Returns: distances (ndarray) – An m × k matrix where each element [i, j] represents the distance between XA[i] and XB[j].
Raises:
- ValueError: If input arrays have incompatible shapes or dimensions.
- TypeError: If input is not array-like or if the p parameter is not valid.
Note: The number of columns (dimensions) in both XA and XB must be the same. You can use different values of p to compute various distance metrics:
- p = 1 → Manhattan Distance
- p = 2 → Euclidean Distance (default)
- p = ∞ → Chebyshev Distance
Examples
Example 1: Manhattan Distance (p =1)
from scipy.spatial import distance_matrix
import numpy as np
A = np.array([[1, 2]])
B = np.array([[3, 4], [5, 6]])
res= distance_matrix(A, B, p=1)
print(res)
Output
[[4. 8.]]
Explanation: Here, the Manhattan distance is used. The first value 4 is computed as |1-3| + |2-4| = 2 + 2.

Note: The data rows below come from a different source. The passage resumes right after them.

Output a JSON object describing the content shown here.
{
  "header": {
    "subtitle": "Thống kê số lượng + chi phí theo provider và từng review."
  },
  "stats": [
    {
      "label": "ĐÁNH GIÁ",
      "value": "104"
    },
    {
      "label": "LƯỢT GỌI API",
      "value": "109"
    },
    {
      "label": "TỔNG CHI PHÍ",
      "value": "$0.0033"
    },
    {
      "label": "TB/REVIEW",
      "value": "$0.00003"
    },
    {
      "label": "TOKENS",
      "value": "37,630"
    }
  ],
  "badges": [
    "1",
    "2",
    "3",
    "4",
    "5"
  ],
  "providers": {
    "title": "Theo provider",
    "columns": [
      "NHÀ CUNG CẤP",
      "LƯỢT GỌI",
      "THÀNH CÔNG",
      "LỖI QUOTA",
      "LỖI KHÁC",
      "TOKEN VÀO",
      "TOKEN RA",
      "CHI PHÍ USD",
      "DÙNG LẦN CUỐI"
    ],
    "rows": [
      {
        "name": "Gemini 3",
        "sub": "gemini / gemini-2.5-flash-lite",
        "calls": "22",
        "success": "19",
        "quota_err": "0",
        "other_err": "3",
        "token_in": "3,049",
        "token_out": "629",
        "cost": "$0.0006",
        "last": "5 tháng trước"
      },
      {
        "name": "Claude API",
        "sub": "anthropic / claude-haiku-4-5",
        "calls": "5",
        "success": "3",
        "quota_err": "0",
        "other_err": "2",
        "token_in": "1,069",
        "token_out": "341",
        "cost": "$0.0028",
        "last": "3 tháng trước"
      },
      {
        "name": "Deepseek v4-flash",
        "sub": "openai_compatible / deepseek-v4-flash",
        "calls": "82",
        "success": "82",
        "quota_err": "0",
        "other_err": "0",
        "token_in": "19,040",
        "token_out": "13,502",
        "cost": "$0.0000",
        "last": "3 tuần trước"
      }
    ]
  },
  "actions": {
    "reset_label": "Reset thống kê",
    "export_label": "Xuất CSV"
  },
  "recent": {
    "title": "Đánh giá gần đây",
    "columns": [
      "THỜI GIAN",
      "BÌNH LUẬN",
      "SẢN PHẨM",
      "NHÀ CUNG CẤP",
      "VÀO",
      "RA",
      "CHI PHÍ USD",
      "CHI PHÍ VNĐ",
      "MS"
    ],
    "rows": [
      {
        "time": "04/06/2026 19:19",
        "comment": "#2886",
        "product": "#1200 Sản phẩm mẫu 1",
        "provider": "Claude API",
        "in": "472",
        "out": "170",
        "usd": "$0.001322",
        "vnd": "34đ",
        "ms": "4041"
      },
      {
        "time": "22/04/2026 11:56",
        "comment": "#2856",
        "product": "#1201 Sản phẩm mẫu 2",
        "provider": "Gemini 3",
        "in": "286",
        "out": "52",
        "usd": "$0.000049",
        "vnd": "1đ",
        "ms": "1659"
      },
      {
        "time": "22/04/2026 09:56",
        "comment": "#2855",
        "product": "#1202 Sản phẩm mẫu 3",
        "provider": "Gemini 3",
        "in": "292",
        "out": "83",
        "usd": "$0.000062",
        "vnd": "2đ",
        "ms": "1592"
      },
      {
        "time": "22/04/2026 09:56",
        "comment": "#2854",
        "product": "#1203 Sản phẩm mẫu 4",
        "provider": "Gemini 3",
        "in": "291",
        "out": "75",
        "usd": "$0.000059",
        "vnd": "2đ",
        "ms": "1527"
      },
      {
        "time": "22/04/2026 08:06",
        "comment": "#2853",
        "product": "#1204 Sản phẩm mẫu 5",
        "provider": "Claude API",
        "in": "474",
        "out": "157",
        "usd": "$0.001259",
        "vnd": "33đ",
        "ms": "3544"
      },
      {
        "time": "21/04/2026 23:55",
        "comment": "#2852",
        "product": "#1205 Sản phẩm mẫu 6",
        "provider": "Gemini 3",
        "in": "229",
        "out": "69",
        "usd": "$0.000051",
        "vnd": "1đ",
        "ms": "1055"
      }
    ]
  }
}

Example 2: Chebyshev Distance (p =∞)
from scipy.spatial import distance_matrix
import numpy as np
A = np.array([[1, 2]])
B = np.array([[4, 6], [7, 3]])
res = distance_matrix(A, B, p=np.inf)
print(res)
Output
[[4. 6.]]
Explanation: The Chebyshev distance takes the maximum absolute difference in any dimension. For [1, 2] and [4, 6], it's max(|1-4|, |2-6|) = max(3, 4) = 4.
Example 3: Custom Distance (p =3)
from scipy.spatial import distance_matrix
import numpy as np
A = np.array([[1, 2]])
B = np.array([[4, 6]])
res = distance_matrix(A, B, p=3)
print(res)
Output
[[4.49794145]]
Explanation: This uses Minkowski distance with p=3, which gives a value between the Manhattan and Euclidean distances.
Using scipy.spatial.distance.cdist()
While distance_matrix() is useful for computing pairwise distances using the Minkowski metric, cdist() from scipy.spatial.distance provides greater flexibility by supporting a wide range of distance metrics (e.g., cosine, correlation, cityblock, etc.)
Syntax
scipy.spatial.distance.cdist(XA, XB, metric='euclidean')
Parameters:
- XA (array_like): An m × n array of m points.
- XB (array_like): A k × n array of k points.
- metric (str or function): Distance metric to use (e.g., 'euclidean', 'cosine', 'cityblock', etc.).
Returns: distances (ndarray): An m × k matrix of distances.
Examples
Example 1: Cosine distance
from scipy.spatial.distance import cdist
import numpy as np
A = np.array([[1, 0], [0, 1]])
B = np.array([[1, 1]])
res = cdist(A, B, metric='cosine')
print(res)
Output
[[0.29289322]
[0.29289322]]
Explanation: Cosine distance measures the angular difference between vectors. Both vectors in A form a 45° angle with the vector in B, hence the equal distances.
Example 2: Cityblock (Manhattan) Distance
from scipy.spatial.distance import cdist
import numpy as np
A = np.array([[1, 2]])
B = np.array([[4, 6], [5, 1]])
res = cdist(A, B, metric='cityblock')
print(res)
Output
[[7. 5.]]
Explanation: This uses the cityblock (Manhattan) metric. For [1, 2] and [4, 6], distance = |1−4| + |2−6| = 3 + 4 = 7.